Reflections on the Unifying Anti-Racist Research and Action Symposium

31 Jan 2025
Open Letter

Readers please be advised this article contains mentions of racism and historical crimes such as massacres against First Nations peoples.

Last week I attended the Unifying Anti-Racist Research and Action Symposium hosted by QUT’s Carumba Institute. I know there has been a backlash from individuals, politicians and entities that were not in attendance, but I was. I was there to witness intellectual and practical anti-racist work by experts from across institutions, organisations, locations, and generations. What I experienced was the sharing of experiences with people who demonstrated respect and integrity for each other and the issues that brought us together. It is deeply disturbing that such precious moments have been met with vicious condemnation from people who were not there or were there, with the sole intention of causing us harm. 

I’d like to explain to you why I attended because I was initially hesitant to participate. You see, in my community of Rockhampton I have grown up my whole life visiting the sites where people who still live in my community massacred my family members. Some of these sites we visit occasionally, others we drive past every day. I work next door to a building that hanged my relatives, and I park my car beside a drain that my old people walked through after they were taken off the ships where they had been held after being kidnapped from islands in the Pacific. My usual route to work has me stopping at traffic lights next to a facility where my family members were sold. As a Darumbal and South Sea Islander woman, I live in a regular Qld town that has completely erased from its memory the treatment of people who helped raise my own parents. 

My ‘history’ is all around me and I live it every day. In the 1990s we dealt with Ku Klux Klan members in our community. These days we deal with white extremist vigilantes who terrorise our Elders and children. Regional Queensland is a war zone and as Traditional Owners we stand between those who do us harm and those who live in relationship with us whether they are Indigenous or not. This is our Darumbal responsibility that comes from our Darumbal law.
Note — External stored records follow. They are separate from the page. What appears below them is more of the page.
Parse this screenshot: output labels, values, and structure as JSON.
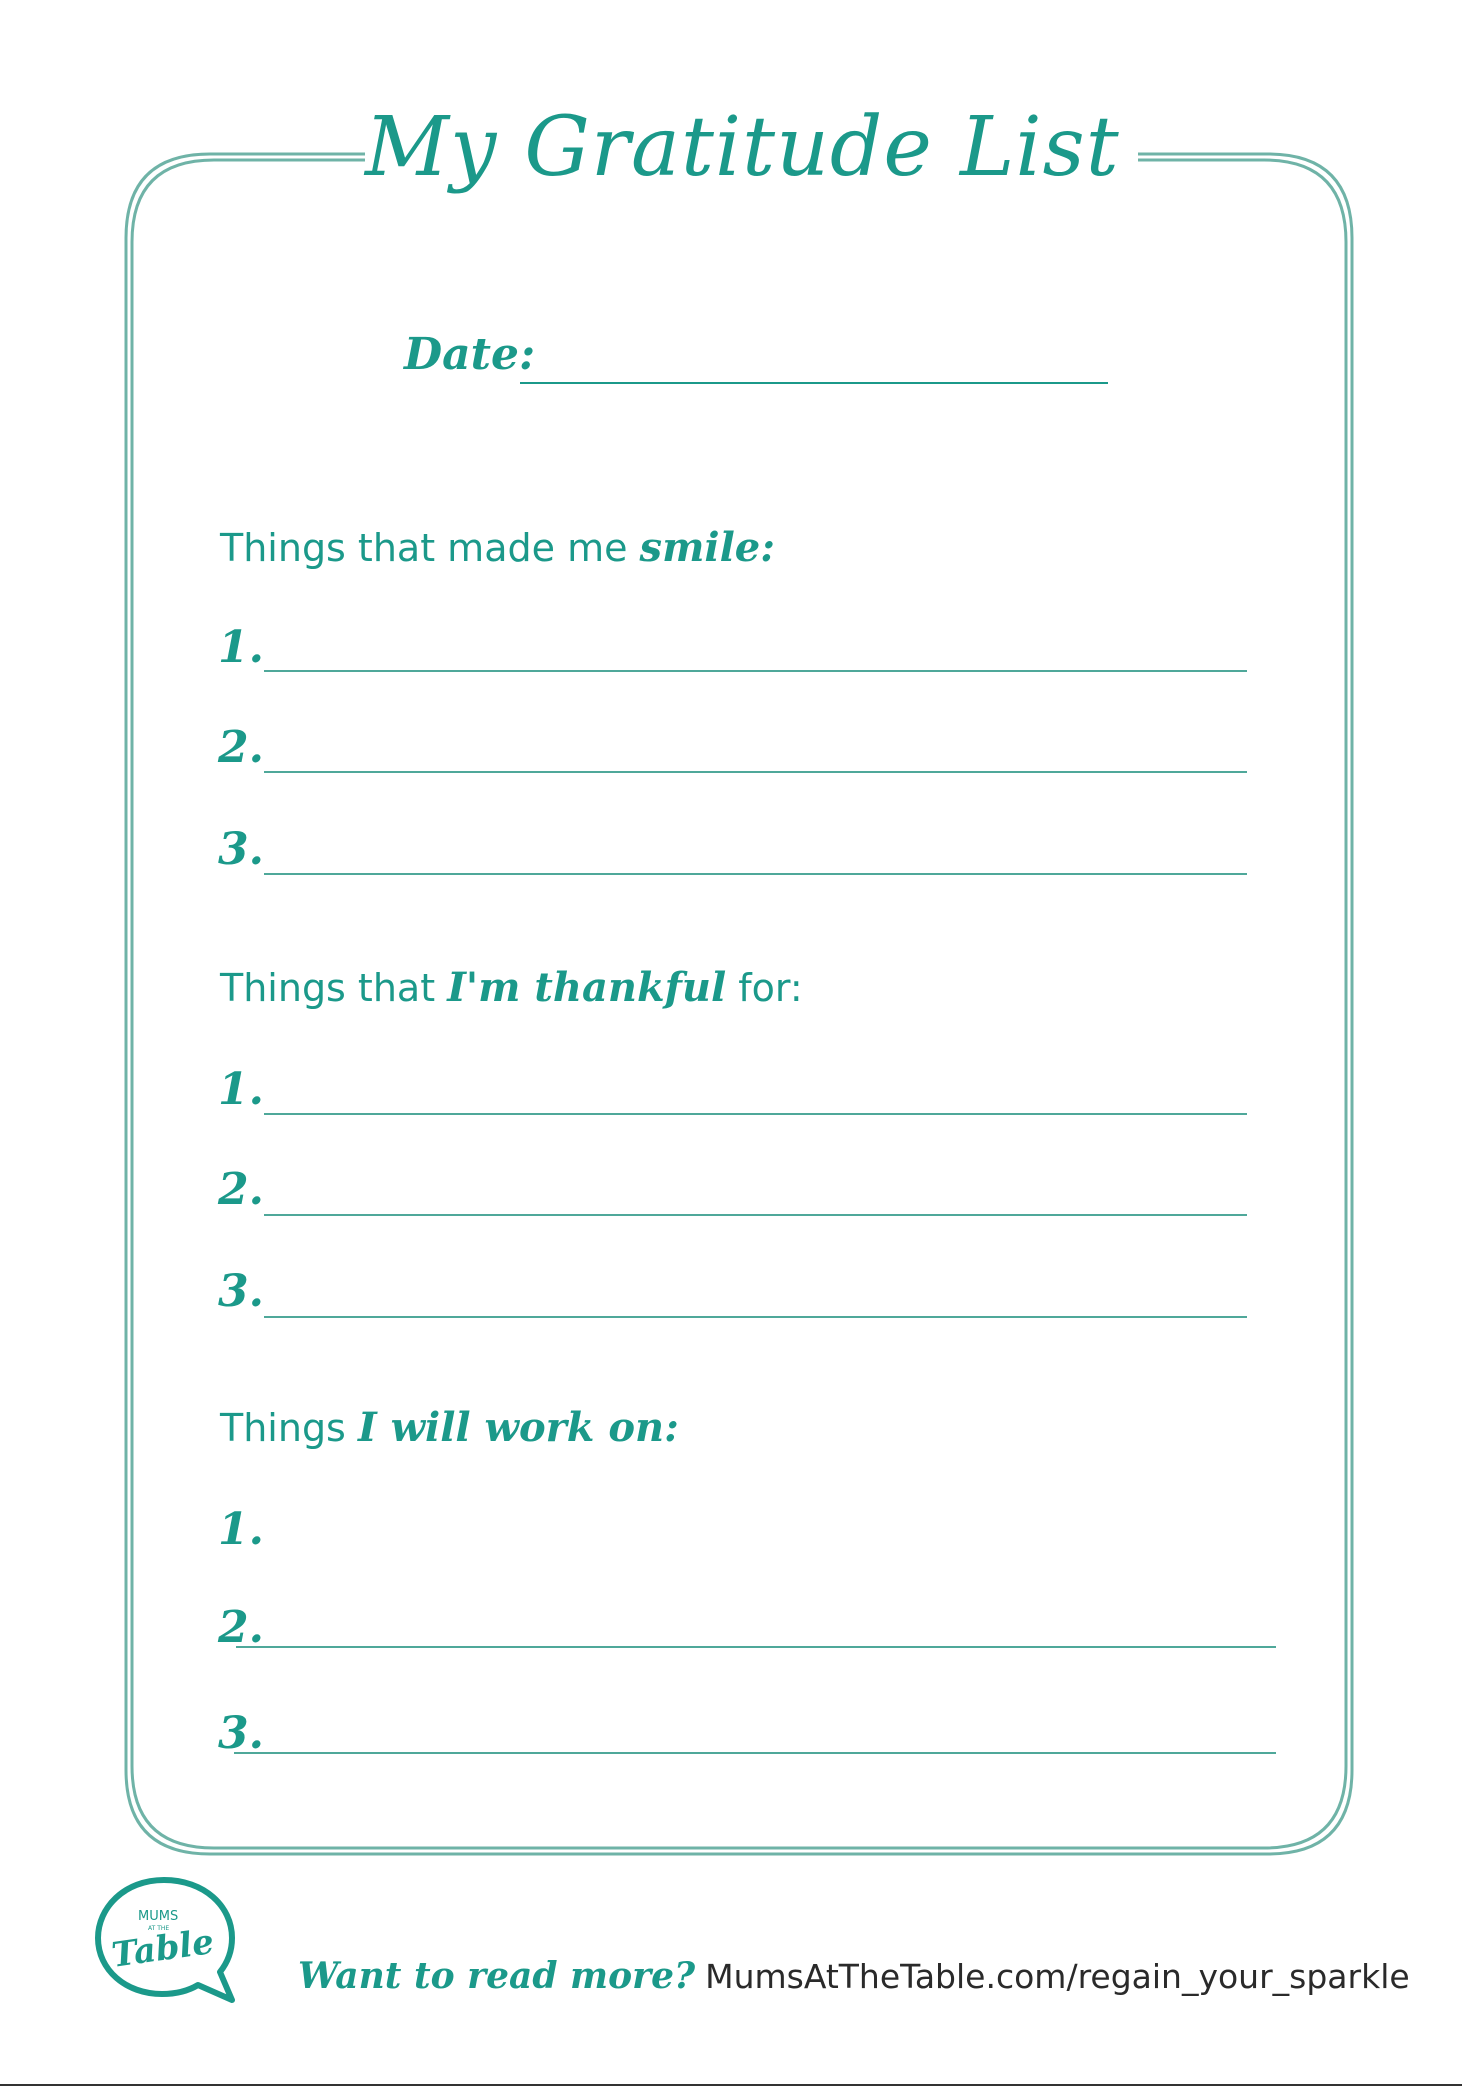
{
  "colors": {
    "accent": "#1b998a",
    "frame": "#6fb3a7",
    "url_text": "#2a2a2a"
  },
  "page": {
    "title": "My Gratitude List",
    "date_label": "Date:"
  },
  "sections": [
    {
      "prefix": "Things that made me ",
      "emphasis": "smile:",
      "suffix": "",
      "items": [
        "1.",
        "2.",
        "3."
      ]
    },
    {
      "prefix": "Things that ",
      "emphasis": "I'm thankful",
      "suffix": " for:",
      "items": [
        "1.",
        "2.",
        "3."
      ]
    },
    {
      "prefix": "Things ",
      "emphasis": "I will work on:",
      "suffix": "",
      "items": [
        "1.",
        "2.",
        "3."
      ]
    }
  ],
  "logo": {
    "top_text": "MUMS",
    "small_text": "AT THE",
    "main_text": "Table",
    "icon": "speech-bubble-icon"
  },
  "footer": {
    "prompt": "Want to read more?",
    "url": "MumsAtTheTable.com/regain_your_sparkle"
  }
}
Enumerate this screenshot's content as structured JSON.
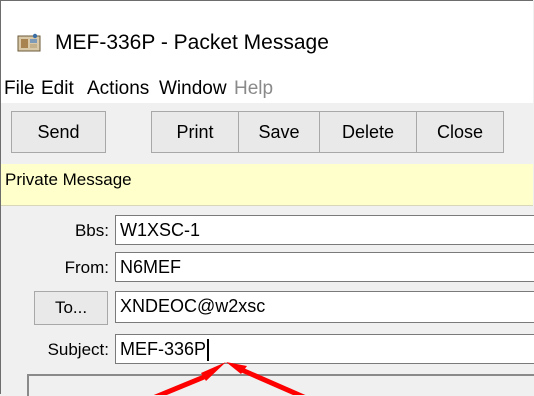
{
  "window": {
    "title": "MEF-336P - Packet Message",
    "icon": "packet-app-icon"
  },
  "menu": [
    {
      "label": "File",
      "enabled": true
    },
    {
      "label": "Edit",
      "enabled": true
    },
    {
      "label": "Actions",
      "enabled": true
    },
    {
      "label": "Window",
      "enabled": true
    },
    {
      "label": "Help",
      "enabled": false
    }
  ],
  "toolbar": {
    "send": "Send",
    "print": "Print",
    "save": "Save",
    "delete": "Delete",
    "close": "Close"
  },
  "notice": {
    "text": "Private Message",
    "color": "#ffffcc"
  },
  "form": {
    "bbs_label": "Bbs:",
    "bbs_value": "W1XSC-1",
    "from_label": "From:",
    "from_value": "N6MEF",
    "to_button": "To...",
    "to_value": "XNDEOC@w2xsc",
    "subject_label": "Subject:",
    "subject_value": "MEF-336P"
  },
  "annotation": {
    "arrow_color": "#ff0000",
    "points_to": "subject-field"
  }
}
The reason I hesitated to attend the Symposium last week is because it is extremely rare to discuss the issues of my community outside of it without those discussions being co-opted or coalesced into theoretical ideals about what is and what is not ‘decolonisation’. I refuse to waste my time and my spirit bringing myself into spaces that do not understand my reality. However, this was not the case. The Symposium was attended by and coordinated by people who understand and live the reality of genocide and terror, of police harassment and deaths in their custody. It was a gift to sit, listen and learn about where we’ve come from and what is possible – to imagine our communities free from racism and liberated through relationships. 

The focus of media and political attention on Jewish and Palestinian presences at the Symposium is diabolical. These relationships were held with care last week. The Symposium offered a moment of liberation where we could be together in all our diversity and sameness. This is what I took from the event – for the first time in all my professional life, I experienced the intellectual freedom to just ‘be’. I commented with others that love underpinned everything that was said and felt at the event last week. I am reinvigorated with a clear vision of what I want to see on my Country as a Custodian of it. I know what I will and will not accept as the standards for my community organising and I am more determined than ever that my academic and activist work will align to fight against racism in all forms and against all people on my Lands. 

I am appalled that to be anti-racist is now condemned (e.g. Jim Chalmers’ statement). In terms of ideologies, these should be debated and contested. A blanket acceptance and defence of any ideology almost guarantees complete erasure of us as individuals and as marginalised people. If this is the standard we accept then I fear that the consequences we suffer will be irrevocable and felt by ourselves and generations to come. 

To end on a positive note, I want to commend the leadership of the Carumba Institute, especially Professor Chelsea Watego and her staff and the broader Aboriginal and Torres Strait Islander portfolio under the leadership of Professor Angela Leitch for hosting the Symposium. They are an exceptional team, and their influence and work set them apart and above everyone else in the sector.